Indra’s friend and brother

Pusan seems to have been a close and strong relationship with Indra. They are known to be best friends and on occasion, Pusan is even referred to as Indra’s brother.

6.057 Indra and Pusan.
1. INDRA and Pusan will we call for friend ship and prosperity
And for the winning of the spoil.

2 One by the Soma sits to drink juice which the mortar hath expressed:
The other longs for curd and meal.

3 Goats are the team that draws the one: the other hath Bay Steeds at hand;
With both of these he slays the fiends.

4 When Indra, wondrous strong, brought down the streams, the mighty waterfloods,
Pusan was standing by his side.

5 To this, to Pusan’s favouring love, and Indra’s, may we closely cling,
As to a tree’s extended bough.

6 As one who drives a car draws in his reins, may we draw Pusan near,
And Indra, for our great success.

An entire hymn is dedicated to this friendship. They are together in battles and spoils. Verse 4 is significant in that it recounts that Pusan was by the side of Indra during his destruction of Vrta and release of water. The composer of this Hymn encourages the joint invocation of the two gods in verse 5, diplomatically wanting to be close to both and not one or the other.

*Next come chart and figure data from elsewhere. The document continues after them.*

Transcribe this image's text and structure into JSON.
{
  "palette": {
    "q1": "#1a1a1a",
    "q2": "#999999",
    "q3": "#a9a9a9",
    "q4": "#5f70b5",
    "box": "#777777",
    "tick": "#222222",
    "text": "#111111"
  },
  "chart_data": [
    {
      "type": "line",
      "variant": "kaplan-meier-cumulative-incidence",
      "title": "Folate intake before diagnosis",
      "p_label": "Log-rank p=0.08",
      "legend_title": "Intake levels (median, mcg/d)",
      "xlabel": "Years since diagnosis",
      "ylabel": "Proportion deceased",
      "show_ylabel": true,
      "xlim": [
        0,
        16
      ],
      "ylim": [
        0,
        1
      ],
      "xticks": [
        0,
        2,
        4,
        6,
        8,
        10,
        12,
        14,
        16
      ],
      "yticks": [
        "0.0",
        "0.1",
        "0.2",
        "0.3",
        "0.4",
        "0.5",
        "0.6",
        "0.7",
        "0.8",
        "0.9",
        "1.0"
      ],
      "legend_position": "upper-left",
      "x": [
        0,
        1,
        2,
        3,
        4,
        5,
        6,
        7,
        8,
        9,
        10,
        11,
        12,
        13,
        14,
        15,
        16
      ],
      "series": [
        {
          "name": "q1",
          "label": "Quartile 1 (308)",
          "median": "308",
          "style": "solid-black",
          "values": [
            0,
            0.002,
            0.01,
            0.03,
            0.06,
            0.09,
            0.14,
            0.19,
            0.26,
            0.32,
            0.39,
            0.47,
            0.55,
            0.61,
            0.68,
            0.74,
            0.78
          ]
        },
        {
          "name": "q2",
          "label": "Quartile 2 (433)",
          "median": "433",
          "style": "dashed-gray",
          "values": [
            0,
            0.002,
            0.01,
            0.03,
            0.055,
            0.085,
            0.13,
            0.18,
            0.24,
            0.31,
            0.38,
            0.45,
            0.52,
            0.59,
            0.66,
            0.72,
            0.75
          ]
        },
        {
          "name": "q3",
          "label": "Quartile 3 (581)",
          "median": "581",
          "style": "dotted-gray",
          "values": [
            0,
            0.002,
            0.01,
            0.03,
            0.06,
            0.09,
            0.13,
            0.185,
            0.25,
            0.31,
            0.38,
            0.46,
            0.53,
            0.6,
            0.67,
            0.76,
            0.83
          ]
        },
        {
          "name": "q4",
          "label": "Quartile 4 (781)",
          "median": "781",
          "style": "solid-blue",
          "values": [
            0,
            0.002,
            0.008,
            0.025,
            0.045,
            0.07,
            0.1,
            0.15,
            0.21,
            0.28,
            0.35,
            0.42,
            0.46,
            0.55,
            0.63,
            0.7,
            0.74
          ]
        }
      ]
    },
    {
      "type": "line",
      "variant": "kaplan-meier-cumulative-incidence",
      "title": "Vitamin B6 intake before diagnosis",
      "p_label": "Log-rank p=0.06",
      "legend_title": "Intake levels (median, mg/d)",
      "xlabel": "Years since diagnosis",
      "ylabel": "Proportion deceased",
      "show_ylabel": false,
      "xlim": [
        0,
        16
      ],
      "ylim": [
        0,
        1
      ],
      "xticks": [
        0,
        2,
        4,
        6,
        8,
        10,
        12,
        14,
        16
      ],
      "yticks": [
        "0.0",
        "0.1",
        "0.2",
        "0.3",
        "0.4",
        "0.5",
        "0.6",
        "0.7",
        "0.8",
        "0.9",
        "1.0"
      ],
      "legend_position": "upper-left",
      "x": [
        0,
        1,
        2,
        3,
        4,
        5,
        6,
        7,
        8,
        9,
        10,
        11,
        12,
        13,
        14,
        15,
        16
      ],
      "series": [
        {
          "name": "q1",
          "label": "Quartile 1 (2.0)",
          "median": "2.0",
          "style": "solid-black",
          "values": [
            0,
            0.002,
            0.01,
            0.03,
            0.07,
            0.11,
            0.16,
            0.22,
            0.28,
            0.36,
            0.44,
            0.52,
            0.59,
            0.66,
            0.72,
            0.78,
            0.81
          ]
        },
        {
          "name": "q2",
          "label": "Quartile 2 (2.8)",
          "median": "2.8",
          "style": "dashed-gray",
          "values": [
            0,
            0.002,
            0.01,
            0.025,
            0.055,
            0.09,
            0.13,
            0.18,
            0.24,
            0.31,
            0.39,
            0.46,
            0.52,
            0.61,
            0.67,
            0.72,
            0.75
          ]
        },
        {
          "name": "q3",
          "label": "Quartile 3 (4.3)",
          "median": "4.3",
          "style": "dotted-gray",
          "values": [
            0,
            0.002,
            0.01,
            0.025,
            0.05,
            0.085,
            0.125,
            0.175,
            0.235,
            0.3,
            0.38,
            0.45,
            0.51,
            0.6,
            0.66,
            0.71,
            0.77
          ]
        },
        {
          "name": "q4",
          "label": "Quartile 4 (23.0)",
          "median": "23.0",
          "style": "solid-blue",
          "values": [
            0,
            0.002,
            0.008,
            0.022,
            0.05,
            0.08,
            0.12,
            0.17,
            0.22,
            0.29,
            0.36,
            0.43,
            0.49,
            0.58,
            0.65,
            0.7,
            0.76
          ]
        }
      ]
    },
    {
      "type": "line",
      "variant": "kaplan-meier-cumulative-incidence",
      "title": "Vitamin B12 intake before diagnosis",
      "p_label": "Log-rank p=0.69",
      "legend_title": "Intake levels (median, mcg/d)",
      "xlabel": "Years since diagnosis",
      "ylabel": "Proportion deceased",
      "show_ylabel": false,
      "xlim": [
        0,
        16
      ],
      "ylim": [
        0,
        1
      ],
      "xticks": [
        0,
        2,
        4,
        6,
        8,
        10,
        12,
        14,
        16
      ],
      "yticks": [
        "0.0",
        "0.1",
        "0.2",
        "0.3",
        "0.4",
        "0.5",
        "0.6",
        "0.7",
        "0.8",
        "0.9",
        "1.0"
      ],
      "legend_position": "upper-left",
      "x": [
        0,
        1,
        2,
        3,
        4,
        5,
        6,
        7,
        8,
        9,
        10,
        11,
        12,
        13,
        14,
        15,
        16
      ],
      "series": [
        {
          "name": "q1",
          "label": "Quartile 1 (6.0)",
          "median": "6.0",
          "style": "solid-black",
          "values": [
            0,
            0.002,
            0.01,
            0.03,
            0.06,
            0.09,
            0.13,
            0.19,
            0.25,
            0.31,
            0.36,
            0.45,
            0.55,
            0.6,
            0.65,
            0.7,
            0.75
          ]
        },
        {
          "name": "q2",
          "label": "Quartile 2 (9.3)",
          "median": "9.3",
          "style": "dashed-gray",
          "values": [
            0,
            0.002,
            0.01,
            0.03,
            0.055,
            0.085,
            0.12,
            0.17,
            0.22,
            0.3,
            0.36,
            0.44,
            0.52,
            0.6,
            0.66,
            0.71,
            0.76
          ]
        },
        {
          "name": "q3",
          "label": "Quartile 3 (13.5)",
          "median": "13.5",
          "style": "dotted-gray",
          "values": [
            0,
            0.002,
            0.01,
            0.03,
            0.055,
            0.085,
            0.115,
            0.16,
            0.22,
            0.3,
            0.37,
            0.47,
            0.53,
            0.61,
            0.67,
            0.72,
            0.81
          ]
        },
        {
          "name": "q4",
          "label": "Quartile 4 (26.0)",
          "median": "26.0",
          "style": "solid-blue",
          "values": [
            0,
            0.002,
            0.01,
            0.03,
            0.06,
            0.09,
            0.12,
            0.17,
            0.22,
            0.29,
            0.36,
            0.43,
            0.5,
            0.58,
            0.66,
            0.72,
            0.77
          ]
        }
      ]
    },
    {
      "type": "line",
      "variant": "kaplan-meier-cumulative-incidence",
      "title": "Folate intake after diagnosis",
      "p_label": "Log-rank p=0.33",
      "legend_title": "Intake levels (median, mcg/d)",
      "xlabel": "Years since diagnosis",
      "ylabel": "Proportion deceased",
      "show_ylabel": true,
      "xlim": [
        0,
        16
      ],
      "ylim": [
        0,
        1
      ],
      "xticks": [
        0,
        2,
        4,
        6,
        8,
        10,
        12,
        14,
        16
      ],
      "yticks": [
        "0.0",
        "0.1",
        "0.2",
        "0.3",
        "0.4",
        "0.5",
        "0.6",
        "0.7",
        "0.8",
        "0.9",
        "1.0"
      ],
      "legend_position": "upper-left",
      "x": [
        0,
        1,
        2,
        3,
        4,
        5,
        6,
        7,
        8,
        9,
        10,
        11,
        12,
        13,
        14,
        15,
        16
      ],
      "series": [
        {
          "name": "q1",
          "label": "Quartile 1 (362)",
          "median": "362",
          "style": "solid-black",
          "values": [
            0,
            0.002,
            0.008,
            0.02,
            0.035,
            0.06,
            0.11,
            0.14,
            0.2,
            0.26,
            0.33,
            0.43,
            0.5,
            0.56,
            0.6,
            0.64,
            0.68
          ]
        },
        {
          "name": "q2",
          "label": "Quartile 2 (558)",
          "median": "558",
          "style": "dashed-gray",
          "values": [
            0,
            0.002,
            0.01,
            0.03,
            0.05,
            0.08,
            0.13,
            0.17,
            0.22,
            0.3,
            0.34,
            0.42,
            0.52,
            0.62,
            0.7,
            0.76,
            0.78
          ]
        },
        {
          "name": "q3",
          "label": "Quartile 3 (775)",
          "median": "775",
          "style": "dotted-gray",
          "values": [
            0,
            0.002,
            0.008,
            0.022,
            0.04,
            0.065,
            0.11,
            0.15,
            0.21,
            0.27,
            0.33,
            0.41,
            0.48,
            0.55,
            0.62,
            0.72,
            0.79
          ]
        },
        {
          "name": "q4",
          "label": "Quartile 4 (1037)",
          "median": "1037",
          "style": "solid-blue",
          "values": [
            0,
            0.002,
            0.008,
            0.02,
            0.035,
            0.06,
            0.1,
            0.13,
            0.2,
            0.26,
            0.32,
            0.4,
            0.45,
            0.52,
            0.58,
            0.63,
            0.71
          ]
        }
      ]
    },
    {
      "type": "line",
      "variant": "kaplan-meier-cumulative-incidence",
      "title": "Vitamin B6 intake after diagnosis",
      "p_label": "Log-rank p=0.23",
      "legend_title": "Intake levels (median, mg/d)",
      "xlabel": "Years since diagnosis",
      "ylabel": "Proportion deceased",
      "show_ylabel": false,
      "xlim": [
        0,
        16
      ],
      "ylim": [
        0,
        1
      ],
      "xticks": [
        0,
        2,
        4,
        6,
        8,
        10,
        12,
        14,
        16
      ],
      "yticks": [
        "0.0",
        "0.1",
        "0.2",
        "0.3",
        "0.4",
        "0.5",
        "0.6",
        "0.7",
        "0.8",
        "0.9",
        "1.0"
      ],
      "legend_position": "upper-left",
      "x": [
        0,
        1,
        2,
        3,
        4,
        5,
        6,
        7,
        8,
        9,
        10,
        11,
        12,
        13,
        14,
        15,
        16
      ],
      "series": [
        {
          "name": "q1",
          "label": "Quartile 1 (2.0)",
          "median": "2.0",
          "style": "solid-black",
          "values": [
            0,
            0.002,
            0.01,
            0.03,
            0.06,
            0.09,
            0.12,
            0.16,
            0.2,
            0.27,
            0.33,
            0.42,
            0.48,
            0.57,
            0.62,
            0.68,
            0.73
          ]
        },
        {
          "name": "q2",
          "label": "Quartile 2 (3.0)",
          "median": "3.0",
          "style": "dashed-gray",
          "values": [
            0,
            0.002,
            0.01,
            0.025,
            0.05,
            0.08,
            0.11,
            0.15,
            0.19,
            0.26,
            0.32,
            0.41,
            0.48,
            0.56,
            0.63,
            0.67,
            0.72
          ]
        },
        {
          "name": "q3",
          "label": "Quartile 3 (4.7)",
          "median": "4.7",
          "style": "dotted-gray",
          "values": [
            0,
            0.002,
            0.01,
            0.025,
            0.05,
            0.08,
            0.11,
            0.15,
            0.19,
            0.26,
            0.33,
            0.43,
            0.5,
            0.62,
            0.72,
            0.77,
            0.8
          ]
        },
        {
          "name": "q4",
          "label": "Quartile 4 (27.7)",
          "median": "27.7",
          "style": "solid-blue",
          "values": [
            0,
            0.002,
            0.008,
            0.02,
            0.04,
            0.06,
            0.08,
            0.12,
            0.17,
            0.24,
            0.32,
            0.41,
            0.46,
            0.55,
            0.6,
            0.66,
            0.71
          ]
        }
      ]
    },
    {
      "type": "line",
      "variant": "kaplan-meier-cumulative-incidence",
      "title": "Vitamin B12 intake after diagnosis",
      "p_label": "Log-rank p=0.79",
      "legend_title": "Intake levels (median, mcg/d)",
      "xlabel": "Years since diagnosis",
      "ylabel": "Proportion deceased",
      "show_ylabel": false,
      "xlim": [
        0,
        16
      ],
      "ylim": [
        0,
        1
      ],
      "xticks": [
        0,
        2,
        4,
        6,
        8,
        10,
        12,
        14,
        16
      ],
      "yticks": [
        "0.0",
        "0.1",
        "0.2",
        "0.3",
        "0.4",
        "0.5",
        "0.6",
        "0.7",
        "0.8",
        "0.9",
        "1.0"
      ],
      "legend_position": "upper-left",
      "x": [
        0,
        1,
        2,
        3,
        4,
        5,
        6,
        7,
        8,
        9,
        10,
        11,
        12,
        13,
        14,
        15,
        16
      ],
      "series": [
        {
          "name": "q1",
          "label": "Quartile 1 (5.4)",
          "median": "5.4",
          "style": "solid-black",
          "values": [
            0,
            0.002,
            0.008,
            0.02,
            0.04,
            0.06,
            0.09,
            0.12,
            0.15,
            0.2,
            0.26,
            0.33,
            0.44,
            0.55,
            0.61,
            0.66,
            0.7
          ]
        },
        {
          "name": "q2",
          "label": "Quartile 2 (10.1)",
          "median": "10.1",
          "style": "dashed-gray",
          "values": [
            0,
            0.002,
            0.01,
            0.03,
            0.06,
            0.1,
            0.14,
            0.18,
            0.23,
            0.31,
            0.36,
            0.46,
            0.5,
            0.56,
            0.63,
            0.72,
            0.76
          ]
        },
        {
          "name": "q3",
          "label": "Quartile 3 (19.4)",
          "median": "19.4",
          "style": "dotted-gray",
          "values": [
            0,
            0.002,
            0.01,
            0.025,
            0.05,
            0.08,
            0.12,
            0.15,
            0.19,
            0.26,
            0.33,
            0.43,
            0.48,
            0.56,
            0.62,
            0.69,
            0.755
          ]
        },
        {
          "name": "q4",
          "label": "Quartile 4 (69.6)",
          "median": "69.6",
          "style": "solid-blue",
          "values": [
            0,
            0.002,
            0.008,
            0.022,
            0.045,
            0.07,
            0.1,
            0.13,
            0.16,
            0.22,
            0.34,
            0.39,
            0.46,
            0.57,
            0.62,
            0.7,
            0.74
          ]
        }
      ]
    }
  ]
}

Verses 2 and 3 also point out the stark differences between the two friends – Indra favours Soma while Pusan a more down to earth curd and gruel.

For all the importance accorded to Pusan by the Bharadvajas’ the rest of the Arya tribes and seer families did not share this tradition. Perhaps, with changing needs and lifestyles, the importance of this god decreased. Later Hindu religious texts do not mention this Vedic deity at all.

Sad – A god that people turned to for guidance and protection does not merit such a fate.